Gebriele WittekGabriele Wittek

Der Film des Hessischen Rundfunks (HR) sorgte 1993 in Unterfranken für Wirbel. Unter dem Titel „Das Seelenkartell – Geheime Machenschaften einer Sekte“ hatten Ulrike Bremer und Kamil Taylan einen Film über das Universelle Leben (UL) gedreht, der am 10. Dezember im Abendprogramm der ARD gesendet wurde. 16 Jahre nach seiner Ausstrahlung beschäftigt der Streifen erneut die Gerichte. Die Gemeinschaft um die UL-Prophetin Gabriele Wittek fordert die Entfernung des 44-Minuten-Videos aus dem Fundus des Landkreis-Medienzentrums Altötting. UL-Rechtsanwalt Christian Sailer hat einem Bericht der „Passauer Neuen Presse“ (PNP) zufolge einen Eilantrag beim Verwaltungsgericht München eingereicht. Sailer argumentiert, der HR-Beitrag von 1993 sei „voller Hetze“, die Sachverhalte seien gegenstandslos und veraltet.
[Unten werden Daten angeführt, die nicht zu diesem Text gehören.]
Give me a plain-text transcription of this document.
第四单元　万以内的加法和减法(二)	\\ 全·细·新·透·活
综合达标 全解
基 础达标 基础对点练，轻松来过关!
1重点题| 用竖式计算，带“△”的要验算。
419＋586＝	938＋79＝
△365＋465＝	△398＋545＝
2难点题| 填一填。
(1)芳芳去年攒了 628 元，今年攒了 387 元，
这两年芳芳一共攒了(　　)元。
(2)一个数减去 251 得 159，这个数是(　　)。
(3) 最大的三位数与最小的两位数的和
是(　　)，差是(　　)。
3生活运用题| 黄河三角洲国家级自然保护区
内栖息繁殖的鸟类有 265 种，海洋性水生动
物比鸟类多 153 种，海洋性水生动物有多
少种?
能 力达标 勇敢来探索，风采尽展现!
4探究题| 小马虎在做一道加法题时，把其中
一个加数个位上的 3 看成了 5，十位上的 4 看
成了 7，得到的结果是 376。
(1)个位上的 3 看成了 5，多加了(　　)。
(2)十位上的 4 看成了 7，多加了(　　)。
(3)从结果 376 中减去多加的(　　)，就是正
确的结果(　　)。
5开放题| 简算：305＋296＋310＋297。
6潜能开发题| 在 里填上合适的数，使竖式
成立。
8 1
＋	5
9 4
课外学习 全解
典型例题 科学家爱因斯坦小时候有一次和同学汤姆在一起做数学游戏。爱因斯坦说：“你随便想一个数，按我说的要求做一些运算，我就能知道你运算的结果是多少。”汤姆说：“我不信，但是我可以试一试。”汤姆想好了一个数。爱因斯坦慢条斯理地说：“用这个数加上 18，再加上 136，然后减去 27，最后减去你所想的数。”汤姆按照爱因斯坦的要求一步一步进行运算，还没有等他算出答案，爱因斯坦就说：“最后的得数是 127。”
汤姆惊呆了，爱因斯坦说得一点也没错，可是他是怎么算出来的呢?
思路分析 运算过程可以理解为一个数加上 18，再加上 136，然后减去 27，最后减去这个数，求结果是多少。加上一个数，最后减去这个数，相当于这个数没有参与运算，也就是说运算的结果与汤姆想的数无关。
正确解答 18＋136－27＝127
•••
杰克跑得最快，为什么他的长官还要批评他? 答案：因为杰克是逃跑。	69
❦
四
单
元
Außerdem sei der Landkreis zu weltanschaulicher und religiöser Neutralität verpflichtet. Der ARD-Beitrag beleuchtet unter anderem die Rolle zweier zum damaligen Zeitpunkt wichtigen Männer „hinter der Prophetin“, die im UL-Firmen- und Finanzkonzern ganz oben standen. Die beiden liefen Sturm gegen den Film, Gerichte kamen allerdings zu der Überzeugung, die von den „Christusfreunden“ beanstandeten Textpassagen seien vom Recht auf freie Meinungsäußerung und der Freiheit der Berichterstattung gedeckt.